Arts & Culture

Celebrate This Valentine’s Day with Cockroaches and a Rat Cake

This San Antonio Zoo fundraiser lets you pay to have a cockroach named after an ex and fed to a hungry animal

photo: Courtesy of the San Antonio Zoo.

A Von der Deckens Hornbill enjoys a cockroach.

“Oh, there’s exes, and there’s landlords, neighbors, and bosses—bosses are a big one,” says Hope Roth, a vice president of the San Antonio Zoo, which is offering an outlet for the broken-hearted or the fed-up this Valentine’s Day. For a donation of five dollars, you can name a cockroach for the person of your choice and the zoo will feed it to a hungry animal on camera as part of its Cry Me a Cockroach fundraiser. For twenty-five dollars, you can upgrade to a rat.

If vindictive-for-a-cause strikes a chord, you’re in good company: Last year, 5,000 people from fifty states and more than thirty countries purchased a cockroach or rat, and the zoo raised $45,000. This year, all proceeds will go to an expansion of the jaguar habitat that will feature a skybridge for the big cats, who love to walk up high.

photo: Courtesy of the San Antonio Zoo
A blue-bellied roller having a snack.

The fundraiser’s first go-around last year had some lessons: “We live-streamed a whole tray of cockroaches going into the bird habitat, but the birds went crazy and it was only seconds before the roaches were all snapped up,” Roth says with a laugh. This year, there will be a full day of prerecorded and live video starting on the zoo’s social media channels at 10 a.m. Central.
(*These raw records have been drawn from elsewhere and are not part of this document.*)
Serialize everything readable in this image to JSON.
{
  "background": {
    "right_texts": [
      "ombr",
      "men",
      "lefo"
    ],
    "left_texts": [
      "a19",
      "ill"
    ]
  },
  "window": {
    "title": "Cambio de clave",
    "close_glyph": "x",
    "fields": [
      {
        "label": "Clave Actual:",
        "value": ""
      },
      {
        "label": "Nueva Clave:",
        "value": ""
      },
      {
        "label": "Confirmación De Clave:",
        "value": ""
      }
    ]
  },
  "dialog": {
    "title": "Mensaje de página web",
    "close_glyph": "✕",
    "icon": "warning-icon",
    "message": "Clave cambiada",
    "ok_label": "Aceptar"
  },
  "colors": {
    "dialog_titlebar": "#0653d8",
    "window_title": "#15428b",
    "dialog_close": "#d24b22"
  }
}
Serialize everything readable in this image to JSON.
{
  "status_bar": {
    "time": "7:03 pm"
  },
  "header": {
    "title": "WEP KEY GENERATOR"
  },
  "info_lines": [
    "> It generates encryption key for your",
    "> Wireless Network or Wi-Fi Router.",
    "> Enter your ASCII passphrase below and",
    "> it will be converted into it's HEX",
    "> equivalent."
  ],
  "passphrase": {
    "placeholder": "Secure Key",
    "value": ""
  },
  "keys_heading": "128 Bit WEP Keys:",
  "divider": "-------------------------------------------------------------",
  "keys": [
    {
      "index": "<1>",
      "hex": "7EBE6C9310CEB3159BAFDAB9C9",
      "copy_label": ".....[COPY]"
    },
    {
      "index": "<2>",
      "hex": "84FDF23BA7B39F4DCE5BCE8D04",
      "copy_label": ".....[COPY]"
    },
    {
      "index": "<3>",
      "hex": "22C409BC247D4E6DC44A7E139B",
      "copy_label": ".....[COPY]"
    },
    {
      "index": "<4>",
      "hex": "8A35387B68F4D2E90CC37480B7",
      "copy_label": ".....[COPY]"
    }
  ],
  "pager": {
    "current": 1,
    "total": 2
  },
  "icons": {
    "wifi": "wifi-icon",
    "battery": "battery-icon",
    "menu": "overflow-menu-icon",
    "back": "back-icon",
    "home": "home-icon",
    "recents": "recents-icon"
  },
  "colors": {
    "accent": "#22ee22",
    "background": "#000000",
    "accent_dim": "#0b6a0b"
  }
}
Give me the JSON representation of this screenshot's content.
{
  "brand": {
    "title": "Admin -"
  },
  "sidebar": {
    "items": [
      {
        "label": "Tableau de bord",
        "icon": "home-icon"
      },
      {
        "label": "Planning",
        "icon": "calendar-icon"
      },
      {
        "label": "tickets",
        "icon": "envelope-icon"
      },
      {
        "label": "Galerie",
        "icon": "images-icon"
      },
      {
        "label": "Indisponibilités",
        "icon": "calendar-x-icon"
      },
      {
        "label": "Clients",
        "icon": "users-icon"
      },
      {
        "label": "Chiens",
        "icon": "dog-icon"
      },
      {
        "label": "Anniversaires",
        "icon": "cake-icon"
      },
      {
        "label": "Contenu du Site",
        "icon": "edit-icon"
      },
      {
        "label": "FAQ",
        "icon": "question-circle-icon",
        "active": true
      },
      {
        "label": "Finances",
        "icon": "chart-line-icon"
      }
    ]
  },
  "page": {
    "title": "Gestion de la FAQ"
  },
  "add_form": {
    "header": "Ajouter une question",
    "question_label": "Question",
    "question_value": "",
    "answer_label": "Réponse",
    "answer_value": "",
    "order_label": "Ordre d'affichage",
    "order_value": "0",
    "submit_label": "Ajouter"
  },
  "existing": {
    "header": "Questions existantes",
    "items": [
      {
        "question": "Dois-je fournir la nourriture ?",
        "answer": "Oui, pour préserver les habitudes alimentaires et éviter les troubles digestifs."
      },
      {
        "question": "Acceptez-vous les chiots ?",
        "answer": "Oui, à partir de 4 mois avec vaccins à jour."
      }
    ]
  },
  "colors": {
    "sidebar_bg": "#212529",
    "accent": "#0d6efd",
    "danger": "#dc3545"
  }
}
The submitted names (first names only) will roll across the bottom of the screen during feedings to lizards, birds, snakes, and other zoo animals. 

photo: Courtesy of San Antonio Zoo
A timber rattlesnake prepares to eat a rat.

“These are things the animals would be eating anyway,” Roth says. “And the cockroaches and rats are the unsung heroes here, forming an integral part of what makes the world go around.” Though the staff has fun with the event, the point is to raise money and benefit the zoo’s residents. “It’s really good for the animals,” Roth says. “It’s a special day for them.”

The crowning glory of the day comes in the form of something as intriguing as it is repulsive: A rat cake for the zoo’s oldest Komodo dragon. “It will be a round cake,” Roth says, “made with stacked rats and other Komodo dragon food items to build it up.”